Featured image by @yuuri_cameko
This review was commissioned by Ragnar33 over on my Ko-fi account.
It’s hard to have a great match when only one wrestler involved has a pulse. Our favorite kick boy returns once again to put on another snoozer classic. I’m not going to sit here and say I’ve never enjoyed a Katsuhiko Nakajima match before. His ability to hit fairly hard, even outside of his signature kicks, has drawn my curiosity more than once in the past. But every single time I’ve tried to give the guy a fair shake, he finds himself being the more boring end of a match, clashing into someone with an equally boring formula, or just not giving much of himself to be worth checking out.
In this case, it’s the third of those options. After invoking the name of Antonio Inoki as a cheap cosplay gimmick for the last several months and stinking up the house with fellow boring formula wrestler Kento Miyahara, Katsuhiko Nakajima reaches the end of his Triple Crown Championship reign against a promising upstart in Yuma Anzai. As someone with no great familiarity with Anzai, God bless him. The kid tries so fucking hard in this match to draw blood from a stone, when he’s somehow been dealth the shittier hand between the two in spite of being the guy booked to win the title. Anzai spends 90% of the match on the backfoot, absorbing Nakajima’s kicks and having his arm worked over, and good on Anzai for working so hard to sell all that. He’s expressive and sympathetic throughout, and he really does work to put over how busted up his arm is. Towards the end, one can see him unable to put any real force behind his attempted elbow strikes.
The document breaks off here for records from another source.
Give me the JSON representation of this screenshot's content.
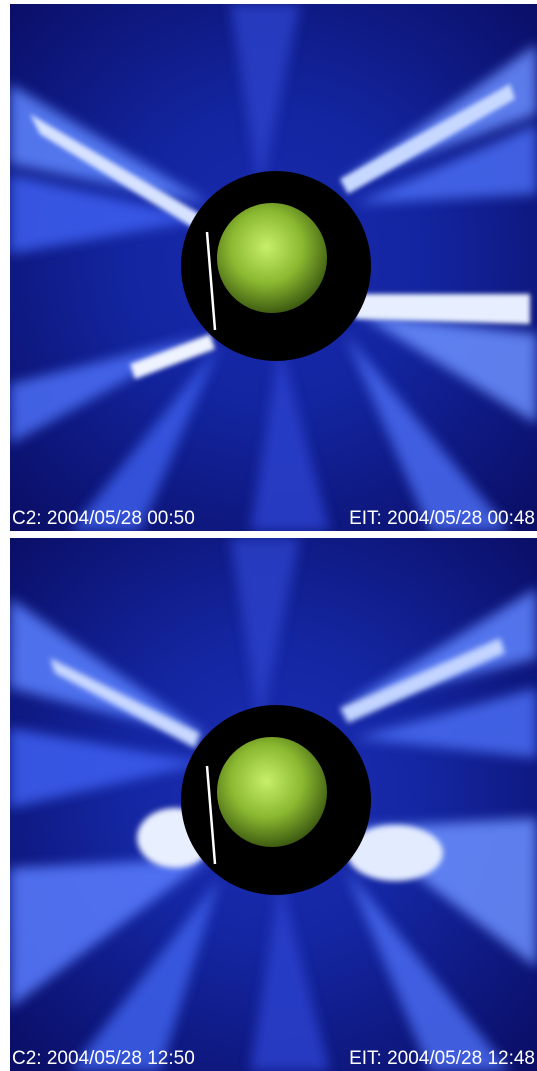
{
  "panels": [
    {
      "c2_label": "C2: 2004/05/28 00:50",
      "eit_label": "EIT: 2004/05/28 00:48"
    },
    {
      "c2_label": "C2: 2004/05/28 12:50",
      "eit_label": "EIT: 2004/05/28 12:48"
    }
  ],
  "colors": {
    "background": "#0b0f6a",
    "corona": "#5d7dff",
    "occulter": "#000000",
    "sun": "#9ccf3a"
  }
}
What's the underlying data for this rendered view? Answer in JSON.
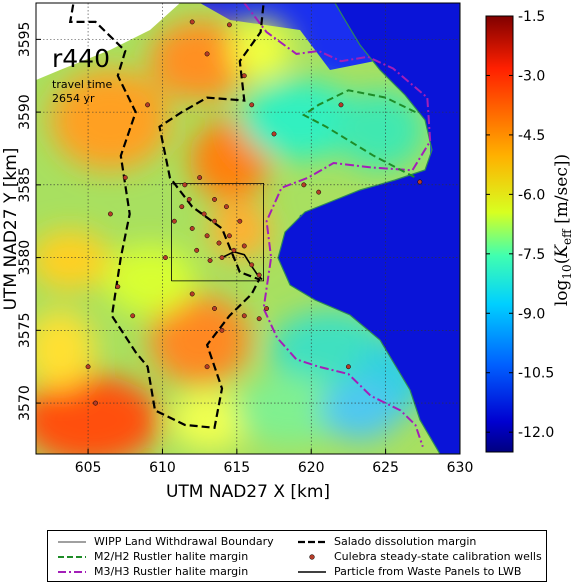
{
  "chart_data": {
    "type": "heatmap",
    "title": "",
    "xlabel": "UTM NAD27 X [km]",
    "ylabel": "UTM NAD27 Y [km]",
    "xlim": [
      601.5,
      630
    ],
    "ylim": [
      3566.5,
      3597.5
    ],
    "x_ticks": [
      "605",
      "610",
      "615",
      "620",
      "625",
      "630"
    ],
    "y_ticks": [
      "3570",
      "3575",
      "3580",
      "3585",
      "3590",
      "3595"
    ],
    "x_tick_values": [
      605,
      610,
      615,
      620,
      625,
      630
    ],
    "y_tick_values": [
      3570,
      3575,
      3580,
      3585,
      3590,
      3595
    ],
    "grid": true,
    "realization_label": "r440",
    "travel_time_line1": "travel time",
    "travel_time_line2": "2654 yr",
    "colorbar": {
      "label": "log10(Keff [m/sec])",
      "range": [
        -12.5,
        -1.5
      ],
      "ticks": [
        "-1.5",
        "-3.0",
        "-4.5",
        "-6.0",
        "-7.5",
        "-9.0",
        "-10.5",
        "-12.0"
      ],
      "tick_values": [
        -1.5,
        -3.0,
        -4.5,
        -6.0,
        -7.5,
        -9.0,
        -10.5,
        -12.0
      ],
      "colormap": "jet"
    },
    "wipp_boundary": [
      [
        610.6,
        3578.4
      ],
      [
        616.8,
        3578.4
      ],
      [
        616.8,
        3585.1
      ],
      [
        610.6,
        3585.1
      ]
    ],
    "salado_margin": [
      [
        604,
        3597.4
      ],
      [
        603.8,
        3596.2
      ],
      [
        605.5,
        3596.2
      ],
      [
        607.5,
        3594.2
      ],
      [
        607.0,
        3592.5
      ],
      [
        608.2,
        3590.0
      ],
      [
        607.2,
        3587.0
      ],
      [
        607.8,
        3583.0
      ],
      [
        607.2,
        3580.0
      ],
      [
        606.6,
        3576.0
      ],
      [
        608.2,
        3573.5
      ],
      [
        609.0,
        3572.5
      ],
      [
        609.5,
        3569.5
      ],
      [
        611.5,
        3568.5
      ],
      [
        613.5,
        3568.3
      ],
      [
        614.0,
        3571.0
      ],
      [
        613.0,
        3574.0
      ],
      [
        614.5,
        3576.0
      ],
      [
        616.0,
        3577.5
      ],
      [
        616.5,
        3578.5
      ],
      [
        615.2,
        3579.0
      ],
      [
        614.0,
        3582.0
      ],
      [
        612.0,
        3583.5
      ],
      [
        610.5,
        3585.5
      ],
      [
        609.8,
        3589.0
      ],
      [
        611.3,
        3590.0
      ],
      [
        613.0,
        3591.0
      ],
      [
        615.5,
        3590.8
      ],
      [
        615.2,
        3593.5
      ],
      [
        616.6,
        3595.5
      ],
      [
        616.8,
        3597.5
      ]
    ],
    "m2h2_margin": [
      [
        627.0,
        3590.0
      ],
      [
        625.0,
        3591.0
      ],
      [
        622.5,
        3591.5
      ],
      [
        620.5,
        3590.5
      ],
      [
        619.5,
        3589.8
      ],
      [
        621.0,
        3589.0
      ],
      [
        624.2,
        3587.0
      ],
      [
        627.0,
        3585.5
      ]
    ],
    "m3h3_margin": [
      [
        615.5,
        3597.5
      ],
      [
        617.0,
        3595.5
      ],
      [
        619.0,
        3594.0
      ],
      [
        620.5,
        3594.2
      ],
      [
        622.0,
        3593.5
      ],
      [
        623.8,
        3593.8
      ],
      [
        625.5,
        3593.0
      ],
      [
        627.8,
        3591.0
      ],
      [
        628.0,
        3588.0
      ],
      [
        626.8,
        3586.0
      ],
      [
        624.0,
        3586.2
      ],
      [
        621.5,
        3586.5
      ],
      [
        619.8,
        3585.5
      ],
      [
        618.0,
        3584.8
      ],
      [
        617.0,
        3582.5
      ],
      [
        617.3,
        3580.0
      ],
      [
        616.8,
        3576.5
      ],
      [
        617.7,
        3574.5
      ],
      [
        619.0,
        3573.0
      ],
      [
        620.5,
        3572.5
      ],
      [
        622.5,
        3572.0
      ],
      [
        624.0,
        3570.5
      ],
      [
        626.0,
        3569.5
      ],
      [
        627.0,
        3568.5
      ],
      [
        627.5,
        3567.0
      ]
    ],
    "wells": [
      [
        605.0,
        3572.5
      ],
      [
        605.5,
        3570.0
      ],
      [
        606.5,
        3583.0
      ],
      [
        607.5,
        3585.5
      ],
      [
        607.0,
        3578.0
      ],
      [
        608.0,
        3576.0
      ],
      [
        609.0,
        3590.5
      ],
      [
        610.2,
        3580.0
      ],
      [
        610.8,
        3582.5
      ],
      [
        611.3,
        3583.5
      ],
      [
        611.5,
        3585.0
      ],
      [
        611.8,
        3584.0
      ],
      [
        612.0,
        3582.0
      ],
      [
        612.3,
        3580.5
      ],
      [
        612.5,
        3585.5
      ],
      [
        612.8,
        3583.0
      ],
      [
        613.0,
        3581.5
      ],
      [
        613.2,
        3579.8
      ],
      [
        613.5,
        3584.0
      ],
      [
        613.5,
        3582.5
      ],
      [
        613.8,
        3581.0
      ],
      [
        614.0,
        3580.0
      ],
      [
        614.3,
        3583.5
      ],
      [
        614.5,
        3581.5
      ],
      [
        614.8,
        3580.5
      ],
      [
        615.2,
        3582.5
      ],
      [
        615.5,
        3580.8
      ],
      [
        616.0,
        3579.5
      ],
      [
        616.5,
        3578.8
      ],
      [
        612.0,
        3577.5
      ],
      [
        613.5,
        3576.5
      ],
      [
        614.0,
        3575.0
      ],
      [
        615.5,
        3576.0
      ],
      [
        616.5,
        3575.8
      ],
      [
        617.0,
        3576.5
      ],
      [
        613.0,
        3572.5
      ],
      [
        612.0,
        3596.2
      ],
      [
        613.0,
        3594.0
      ],
      [
        614.5,
        3596.0
      ],
      [
        615.5,
        3592.5
      ],
      [
        616.0,
        3590.5
      ],
      [
        617.5,
        3588.5
      ],
      [
        619.5,
        3585.0
      ],
      [
        620.5,
        3584.5
      ],
      [
        622.5,
        3572.5
      ],
      [
        622.0,
        3590.5
      ],
      [
        627.3,
        3585.2
      ]
    ],
    "particle_path": [
      [
        614.0,
        3580.0
      ],
      [
        614.8,
        3580.4
      ],
      [
        615.5,
        3580.2
      ],
      [
        616.0,
        3579.4
      ],
      [
        616.4,
        3578.8
      ],
      [
        616.7,
        3578.5
      ]
    ],
    "legend": {
      "wipp": "WIPP Land Withdrawal Boundary",
      "m2h2": "M2/H2 Rustler halite margin",
      "m3h3": "M3/H3 Rustler halite margin",
      "salado": "Salado dissolution margin",
      "wells": "Culebra steady-state calibration wells",
      "particle": "Particle from Waste Panels to LWB"
    },
    "colors": {
      "salado": "#000000",
      "m2h2": "#1e8c28",
      "m3h3": "#a31fb8",
      "well_fill": "#b43c28",
      "deep_blue": "#0000d0",
      "green_halo": "#2e8b57"
    }
  }
}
Nakajima feels mechanical in the most boring possible way. All he’s good for is some lower body strength behind his kicks and little else. It’s like watching an AI generated wrestler created using the prompt “hard hitting Japanese wrestler.” Somebody check his hands to see if the fingers are deformed. There’s nothing behind his eyes except a pure disinterest in what’s happening, something that’s hard not to read into given how this match wraps up and what’s to follow.
The finish is literally nothing. Nakajima’s been dominating for a good ten minutes or more, only for Anzai to stun him with a jumping knee and a German suplex. Nakajima’s shoulders stay down for the contractually obligated three seconds and not a single bit more before he shuffles off soon to stink up a GLEAT show near you.
Total waste of time, a match whose finish invites you to think that nothing that happened between the bells actually mattered and that the result was a perfunctory footnote stapled on at the last minute. A poisoned coronation if there ever was one.